The very attributes that have fueled a mania around Elon Musk _ his vision, brash personality and willingness to take risks _ could prove to be his downfall. The Tesla CEO who made his fortune and his renegade-genius reputation by bursting through the barriers of conventional thinking faces a humiliating comedown as government regulators try to oust him from the company in a lawsuit accusing him of duping the electric car maker’s stockholders.
But extracting Musk from the company he has become synonymous with could devastate Tesla. Musk’s fans maintain that Tesla would be insane to get rid of him, arguing it would go down as a huge mistake similar to the one Apple made in 1985 when it ousted its own visionary founder, Steve Jobs, only to bring him back with the company on the brink of bankruptcy 12 years later.
“People who create disruptive companies tend to be somewhat abnormal, and that is what leads to these Herculean accomplishments,” said Keith Rabois, a venture capitalist who used to work with Musk during one of his early incarnations at PayPal. “They are all a little bit off central casting in their own way, but that sort of is what lets them walk through these walls or over these walls when most people are terrified.”
The Securities and Exchange Commission filed a complaint against Musk on Thursday, alleging he falsely claimed in an Aug. 7 tweet that he had secured financing to buy out Tesla and take it private at $420 per share, a substantial premium over the stock price at the time. The SEC is asking a federal court in New York to bar Musk from serving as an officer or director of any public company. The case is not expected to go to trial until early next year. The fraud case comes amid a squall of disquieting tweets and other troubling disclosures that have raised questions about whether Musk should remain at the helm of Tesla, a company valued at $46 billion.
Musk has “gone from looking like the visionary genius to looking like the out-of-control guy who probably is on the borderline of a breakdown,” said Erik Gordon, a professor at the University of Michigan Ross School of Business. Even before the SEC went after his job, Musk had raised hackles by ridiculing stock market analysts for posing fairly standard questions about Tesla’s shaky finances, and then called a diver who helped rescue 12 boys on a Thai soccer team from a flooded cave a pedophile , triggering a libel lawsuit against himself.
The challenges already facing Tesla might become even more daunting without Musk as CEO because its fortunes are inextricably tied to those of its leader. Musk’s charisma and accomplishments as a disrupter of several industries are worth $130 per share _ or about $22 billion _ to Tesla, Barclays analyst Brian Johnson wrote in a note. He called it the “Musk premium.”
Given that Tesla has mostly lost money throughout its history and has had trouble meeting its own production targets while burning through cash, the company’s stock could be in danger of cratering without Musk’s aura. That, in turn, could make it more difficult to raise more money to stay alive, particularly in the coming months, with $1.3 billion in debt payments coming due by early next year.
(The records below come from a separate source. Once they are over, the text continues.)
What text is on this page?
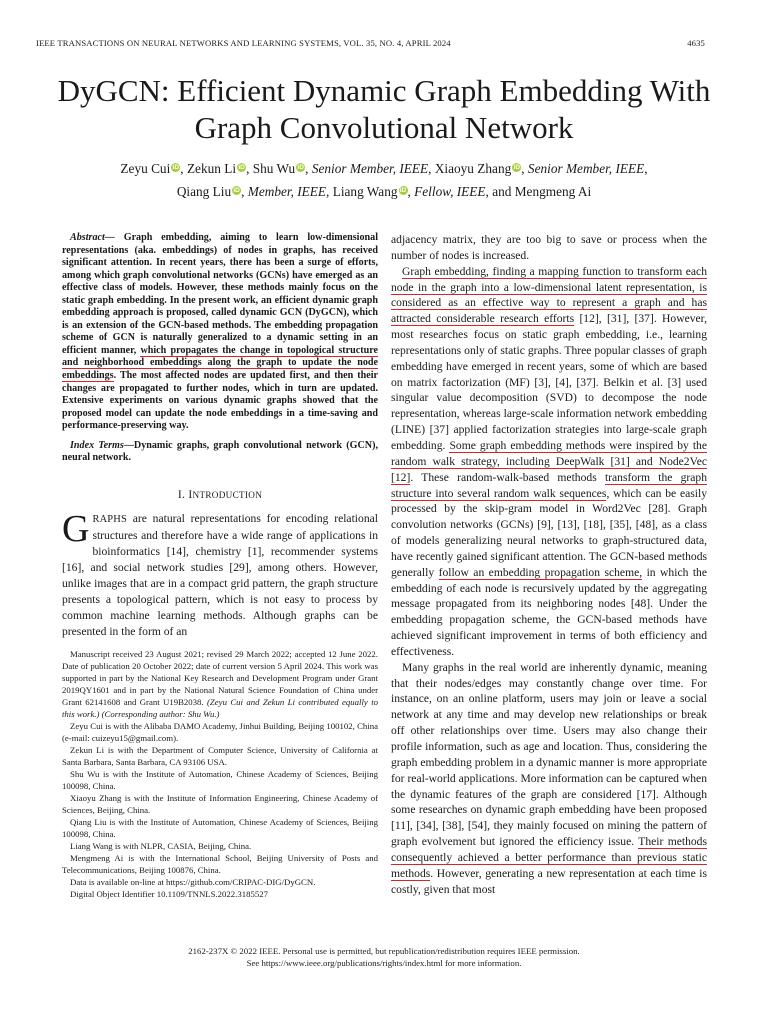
IEEE TRANSACTIONS ON NEURAL NETWORKS AND LEARNING SYSTEMS, VOL. 35, NO. 4, APRIL 2024	4635
DyGCN: Efficient Dynamic Graph Embedding With
Graph Convolutional Network
Zeyu Cui iD, Zekun Li iD, Shu Wu iD, Senior Member, IEEE, Xiaoyu Zhang iD, Senior Member, IEEE,
Qiang Liu iD, Member, IEEE, Liang Wang iD, Fellow, IEEE, and Mengmeng Ai

Abstract— Graph embedding, aiming to learn low-dimensional representations (aka. embeddings) of nodes in graphs, has received significant attention. In recent years, there has been a surge of efforts, among which graph convolutional networks (GCNs) have emerged as an effective class of models. However, these methods mainly focus on the static graph embedding. In the present work, an efficient dynamic graph embedding approach is proposed, called dynamic GCN (DyGCN), which is an extension of the GCN-based methods. The embedding propagation scheme of GCN is naturally generalized to a dynamic setting in an efficient manner, which propagates the change in topological structure and neighborhood embeddings along the graph to update the node embeddings. The most affected nodes are updated first, and then their changes are propagated to further nodes, which in turn are updated. Extensive experiments on various dynamic graphs showed that the proposed model can update the node embeddings in a time-saving and performance-preserving way.

Index Terms—Dynamic graphs, graph convolutional network (GCN), neural network.

I. INTRODUCTION

GRAPHS are natural representations for encoding relational structures and therefore have a wide range of applications in bioinformatics [14], chemistry [1], recommender systems [16], and social network studies [29], among others. However, unlike images that are in a compact grid pattern, the graph structure presents a topological pattern, which is not easy to process by common machine learning methods. Although graphs can be presented in the form of an

Manuscript received 23 August 2021; revised 29 March 2022; accepted 12 June 2022. Date of publication 20 October 2022; date of current version 5 April 2024. This work was supported in part by the National Key Research and Development Program under Grant 2019QY1601 and in part by the National Natural Science Foundation of China under Grant 62141608 and Grant U19B2038. (Zeyu Cui and Zekun Li contributed equally to this work.) (Corresponding author: Shu Wu.)

Zeyu Cui is with the Alibaba DAMO Academy, Jinhui Building, Beijing 100102, China (e-mail: cuizeyu15@gmail.com).

Zekun Li is with the Department of Computer Science, University of California at Santa Barbara, Santa Barbara, CA 93106 USA.

Shu Wu is with the Institute of Automation, Chinese Academy of Sciences, Beijing 100098, China.

Xiaoyu Zhang is with the Institute of Information Engineering, Chinese Academy of Sciences, Beijing, China.

Qiang Liu is with the Institute of Automation, Chinese Academy of Sciences, Beijing 100098, China.

Liang Wang is with NLPR, CASIA, Beijing, China.

Mengmeng Ai is with the International School, Beijing University of Posts and Telecommunications, Beijing 100876, China.

Data is available on-line at https://github.com/CRIPAC-DIG/DyGCN.

Digital Object Identifier 10.1109/TNNLS.2022.3185527

adjacency matrix, they are too big to save or process when the number of nodes is increased.

Graph embedding, finding a mapping function to transform each node in the graph into a low-dimensional latent representation, is considered as an effective way to represent a graph and has attracted considerable research efforts [12], [31], [37]. However, most researches focus on static graph embedding, i.e., learning representations only of static graphs. Three popular classes of graph embedding have emerged in recent years, some of which are based on matrix factorization (MF) [3], [4], [37]. Belkin et al. [3] used singular value decomposition (SVD) to decompose the node representation, whereas large-scale information network embedding (LINE) [37] applied factorization strategies into large-scale graph embedding. Some graph embedding methods were inspired by the random walk strategy, including DeepWalk [31] and Node2Vec [12]. These random-walk-based methods transform the graph structure into several random walk sequences, which can be easily processed by the skip-gram model in Word2Vec [28]. Graph convolution networks (GCNs) [9], [13], [18], [35], [48], as a class of models generalizing neural networks to graph-structured data, have recently gained significant attention. The GCN-based methods generally follow an embedding propagation scheme, in which the embedding of each node is recursively updated by the aggregating message propagated from its neighboring nodes [48]. Under the embedding propagation scheme, the GCN-based methods have achieved significant improvement in terms of both efficiency and effectiveness.

Many graphs in the real world are inherently dynamic, meaning that their nodes/edges may constantly change over time. For instance, on an online platform, users may join or leave a social network at any time and may develop new relationships or break off other relationships over time. Users may also change their profile information, such as age and location. Thus, considering the graph embedding problem in a dynamic manner is more appropriate for real-world applications. More information can be captured when the dynamic features of the graph are considered [17]. Although some researches on dynamic graph embedding have been proposed [11], [34], [38], [54], they mainly focused on mining the pattern of graph evolvement but ignored the efficiency issue. Their methods consequently achieved a better performance than previous static methods. However, generating a new representation at each time is costly, given that most

2162-237X © 2022 IEEE. Personal use is permitted, but republication/redistribution requires IEEE permission.
See https://www.ieee.org/publications/rights/index.html for more information.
It could also scare off consumers who are being asked for large deposits when they order the futuristic electric cars. And it could make parts suppliers skittish about doing business with the company.
Investors are already shuddering over what a Musk-less future might bode for Tesla. The company’s stock plunged nearly $43 on Friday, or almost 14 percent, to $264.77, erasing $7 billion in shareholder wealth. Barclay’s Johnson is predicting Tesla’s stock will fall to $210.
That’s a 44 percent decline from where the shares ended just hours after Musk tweeted over the summer that he had secured funding for a buyout. The SEC alleges Musk wasn’t even close to locking up the money and based the price at a slang reference to marijuana _ 420 _ to amuse his girlfriend. Since that tweet, Musk has been seen on camera apparently smoking marijuana in California, where the drug is legal.
Although the SEC contends Musk’s conduct should disqualify him from remaining as CEO, the agency may have to consider the damage that would be done to Tesla’s shareholders if he were ousted, said Joseph Grundfest, a Stanford Law School professor and former SEC commissioner. The SEC’s challenge is to “appropriately discipline Musk while not harming Tesla’s shareholders,” Grundfest said.
In an apparent effort to do that, the SEC offered Musk a settlement that would have allowed him to pay a small fine and stay on as CEO if he agreed to certain conditions, including restrictions on when he could release information publicly, according to a person knowledgeable about talks between the company and regulators.
The person, who asked not to be identified because the negotiations were private, said Friday that Musk rejected the offer because he didn’t want a blemish on his record. For its part, Tesla’s board is standing behind him, declaring in a statement that it is “fully confident in Elon, his integrity, and his leadership of the company.”
Tesla might be able to thrive without Musk if it could replace him with a more experienced automotive or technology veteran who has been at the helm of a profitable company, said Karl Brauer, executive publisher of Kelley Blue Book. But that might depend on Musk _ who owns a roughly 20 percent stake in Tesla _ being willing to accept a less visible role at the company. “That role could be completely impossible for Elon to play,” Brauer said.